Midthunder stars as Naru, a young Comanche woman living on the Great Plains in 1719. Naru dreams of becoming a great hunter like her brother Taabe (Dakota Beavers), but is relegated to providing medical help. One day, Naru sees the Predator’s spacecraft and interprets this as a sign to prove herself.
Following a mountain lion attack, Naru recognizes the Predator’s danger and sets off to hunt it down. Accompanied by her faithful dog Sarii, Naru attempts to navigate the dangers in the wilderness while trying to understand and defeat the alien hunter.

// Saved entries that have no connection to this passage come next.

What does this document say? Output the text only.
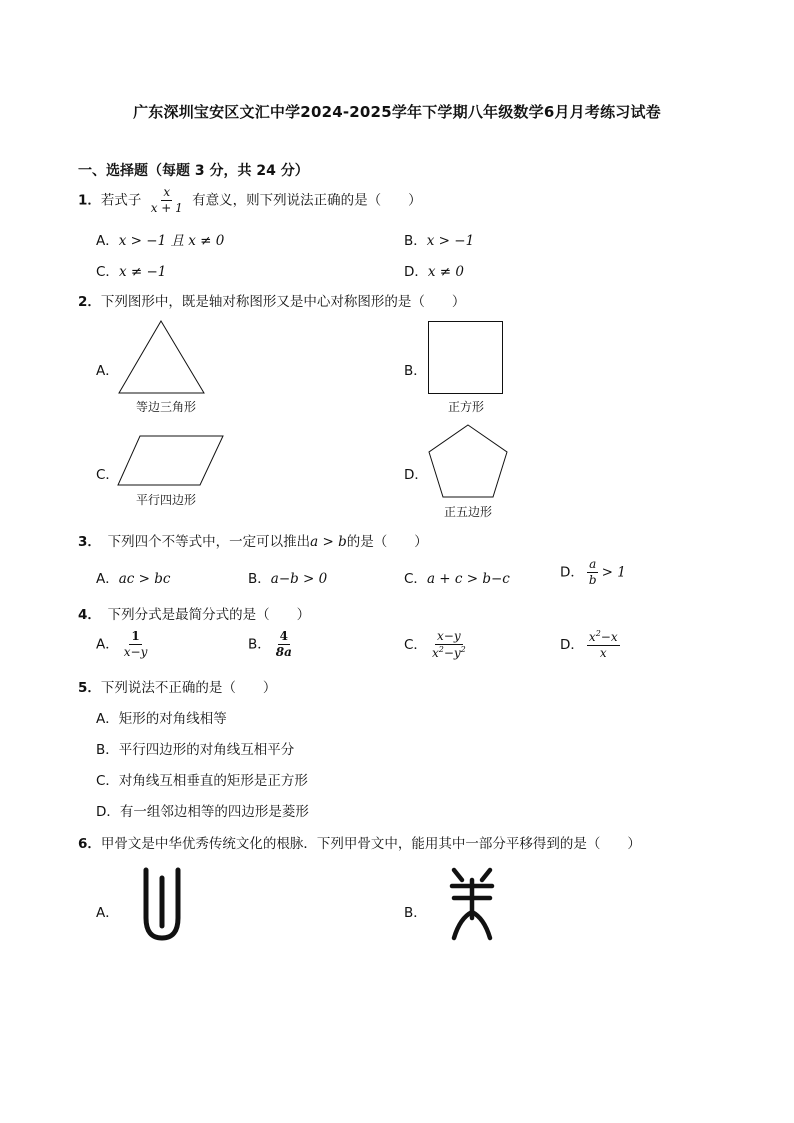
广东深圳宝安区文汇中学2024-2025学年下学期八年级数学6月月考练习试卷
一、选择题（每题 3 分，共 24 分）
1．若式子 $\frac{x}{x + 1}$ 有意义，则下列说法正确的是（　　）
A．x > −1 且 x ≠ 0	B．x > −1
C．x ≠ −1	D．x ≠ 0
2．下列图形中，既是轴对称图形又是中心对称图形的是（　　）
A．
等边三角形
B．
正方形
C．
平行四边形
D．
正五边形
3．　下列四个不等式中，一定可以推出a > b的是（　　）
A．ac > bc	B．a−b > 0	C．a + c > b−c	D． $\frac{a}{b} > 1$
4．　下列分式是最简分式的是（　　）
A． $\frac{1}{x-y}$	B． $\frac{4}{8a}$	C． $\frac{x-y}{x^2-y^2}$	D． $\frac{x^2-x}{x}$
5．下列说法不正确的是（　　）
A．矩形的对角线相等
B．平行四边形的对角线互相平分
C．对角线互相垂直的矩形是正方形
D．有一组邻边相等的四边形是菱形
6．甲骨文是中华优秀传统文化的根脉．下列甲骨文中，能用其中一部分平移得到的是（　　）
A．	B．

I know that doesn’t sound very plot heavy, and that’s the brilliance of the film. The filmmakers are smart enough to know the audience is aware of what a Predator is. There doesn’t need to be extensive backstory in order to get everyone on the same page. Once the characters and setting is established, the story is quickly propelled forward. It’s streamlined entertainment at its finest.
It takes a bit of time for the Predator to start human killing, but it makes sense. This is a world where the food chain isn’t obvious in 1719. The Predator begins with a snake, moves to a wolf, then a bear, and eventually realizes humans are the alpha species. When the Predator eventually starts killing humans, that’s when the film kicks into high gear. Despite the advanced technology shown in previous Predator films, the technology might be advanced for 1719, but it’s 260 years behind the first film. It’s still all really cool and violent.

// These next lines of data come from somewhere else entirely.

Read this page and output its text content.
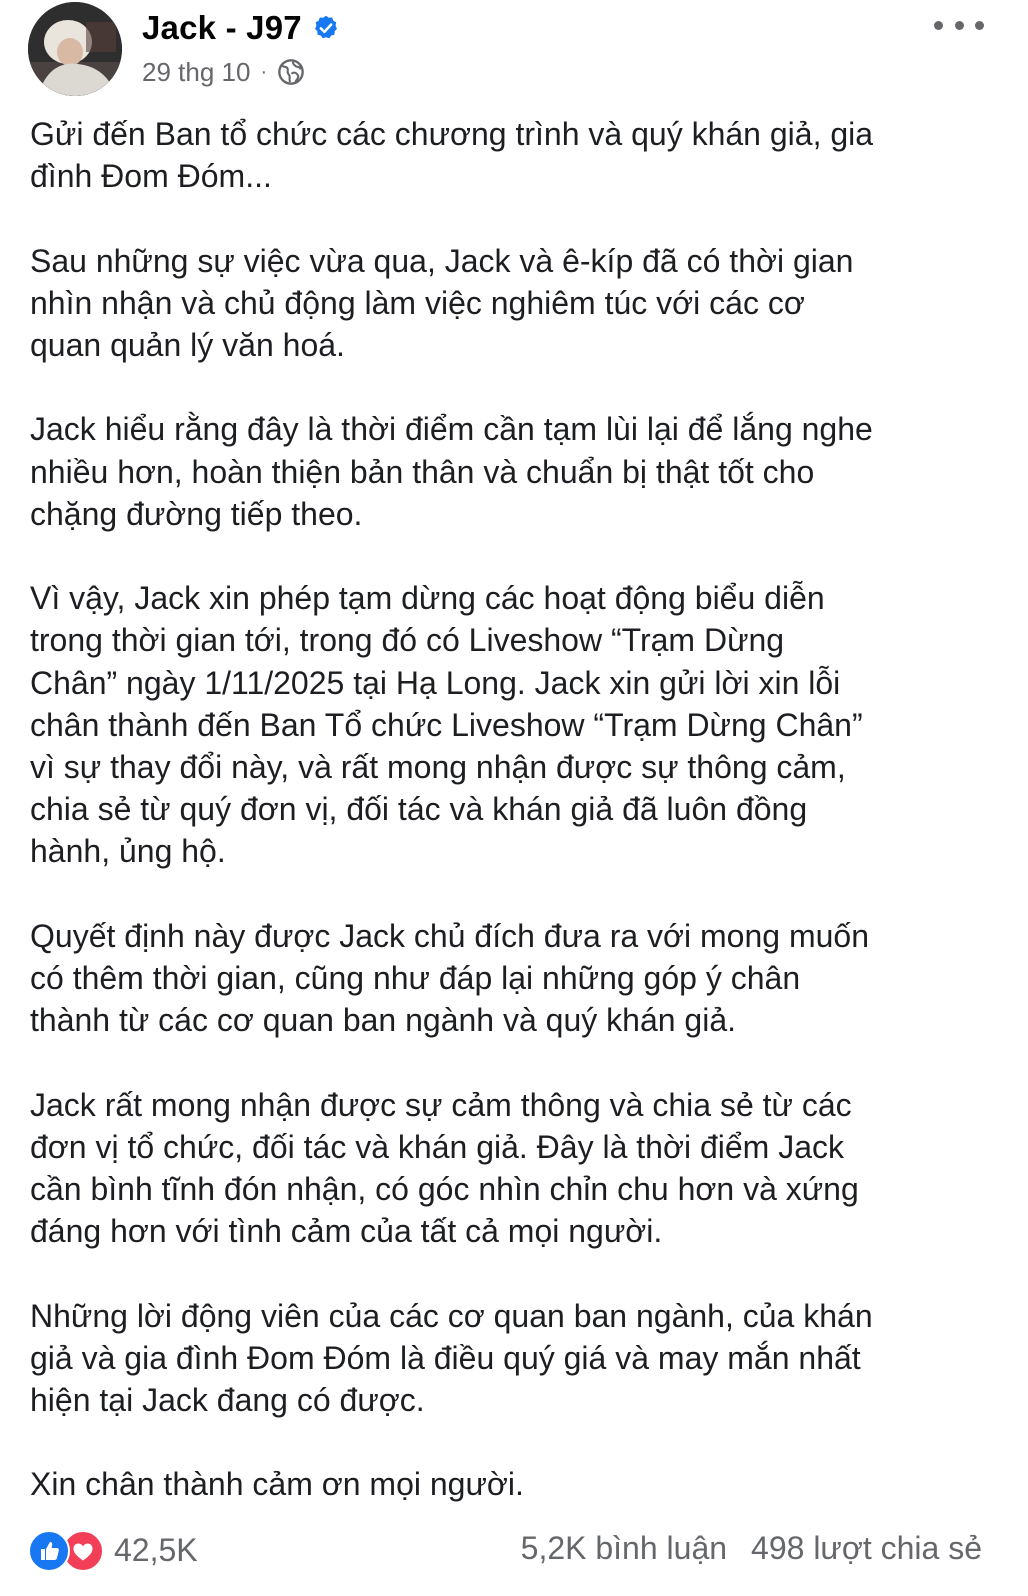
Jack - J97
29 thg 10 ·

Gửi đến Ban tổ chức các chương trình và quý khán giả, gia
đình Đom Đóm...

Sau những sự việc vừa qua, Jack và ê-kíp đã có thời gian
nhìn nhận và chủ động làm việc nghiêm túc với các cơ
quan quản lý văn hoá.

Jack hiểu rằng đây là thời điểm cần tạm lùi lại để lắng nghe
nhiều hơn, hoàn thiện bản thân và chuẩn bị thật tốt cho
chặng đường tiếp theo.

Vì vậy, Jack xin phép tạm dừng các hoạt động biểu diễn
trong thời gian tới, trong đó có Liveshow “Trạm Dừng
Chân” ngày 1/11/2025 tại Hạ Long. Jack xin gửi lời xin lỗi
chân thành đến Ban Tổ chức Liveshow “Trạm Dừng Chân”
vì sự thay đổi này, và rất mong nhận được sự thông cảm,
chia sẻ từ quý đơn vị, đối tác và khán giả đã luôn đồng
hành, ủng hộ.

Quyết định này được Jack chủ đích đưa ra với mong muốn
có thêm thời gian, cũng như đáp lại những góp ý chân
thành từ các cơ quan ban ngành và quý khán giả.

Jack rất mong nhận được sự cảm thông và chia sẻ từ các
đơn vị tổ chức, đối tác và khán giả. Đây là thời điểm Jack
cần bình tĩnh đón nhận, có góc nhìn chỉn chu hơn và xứng
đáng hơn với tình cảm của tất cả mọi người.

Những lời động viên của các cơ quan ban ngành, của khán
giả và gia đình Đom Đóm là điều quý giá và may mắn nhất
hiện tại Jack đang có được.

Xin chân thành cảm ơn mọi người.

42,5K	5,2K bình luận 498 lượt chia sẻ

Midthunder grounds everything with her deft performance. Naru is not someone who is meek and incapable only to meet the challenge of facing the Predator. She is aching to break out of her medical role to become a hunter. A few brief establishing scenes prove her capability. Midthunder utilizes this physicality to make every feat believable. I know it’s easy to dismiss a film where a female protagonist takes on a superior alien, but each fight scene is coolly aware of the physical limitations of a woman fighting a man. She takes her fair share of the beatings but uses her strengths and intelligence.
The main success in the film lies in the character-driven narrative. The audience is deeply invested in Naru and Sarii without the Predator coming into the picture. It doesn’t have to be overly complicated. This is a prime example of how an IP-driven film can be complimented by the main draw, rather than be solely focused on that particular character. The Predator is a part of this world, not the focus.

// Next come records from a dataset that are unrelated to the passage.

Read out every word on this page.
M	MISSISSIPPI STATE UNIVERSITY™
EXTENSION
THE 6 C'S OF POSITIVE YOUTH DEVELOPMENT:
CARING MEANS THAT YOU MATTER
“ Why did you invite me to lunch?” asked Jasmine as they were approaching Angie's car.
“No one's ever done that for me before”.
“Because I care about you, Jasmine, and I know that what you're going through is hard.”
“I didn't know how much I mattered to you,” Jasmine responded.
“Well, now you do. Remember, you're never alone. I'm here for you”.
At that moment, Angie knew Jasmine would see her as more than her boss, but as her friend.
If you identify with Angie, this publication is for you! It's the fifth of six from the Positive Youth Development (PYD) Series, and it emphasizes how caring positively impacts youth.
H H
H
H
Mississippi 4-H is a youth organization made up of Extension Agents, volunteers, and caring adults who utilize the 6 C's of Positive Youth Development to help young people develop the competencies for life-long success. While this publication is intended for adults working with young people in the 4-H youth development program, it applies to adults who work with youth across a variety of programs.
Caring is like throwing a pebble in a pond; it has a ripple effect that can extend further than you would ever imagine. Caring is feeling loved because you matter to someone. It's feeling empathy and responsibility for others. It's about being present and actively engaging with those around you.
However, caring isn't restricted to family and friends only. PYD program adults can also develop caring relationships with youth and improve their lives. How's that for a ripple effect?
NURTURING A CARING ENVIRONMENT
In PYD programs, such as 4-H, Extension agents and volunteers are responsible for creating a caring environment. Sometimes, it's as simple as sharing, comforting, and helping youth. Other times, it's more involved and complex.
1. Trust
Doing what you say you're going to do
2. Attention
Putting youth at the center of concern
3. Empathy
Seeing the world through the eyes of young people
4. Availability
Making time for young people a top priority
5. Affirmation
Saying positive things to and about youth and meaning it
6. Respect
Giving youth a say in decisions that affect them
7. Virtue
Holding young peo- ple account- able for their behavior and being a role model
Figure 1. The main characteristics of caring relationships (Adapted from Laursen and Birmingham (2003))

The idea of dropping a Predator into a historical setting is one so painfully obvious, it’s shocking it didn’t happen before. It not only provides an intriguing backdrop, it also puts some historical perspective on the dangers faced by the Comanche people outside of aliens. Dangers are apparent outside of the massive hunting alien.
Fans of the Predator franchise as well as those looking for a sleek survivalist thriller are in for a treat with Prey. At an economic 100 minutes, Tractenberg and Midthunder provide the stylish action for all comers.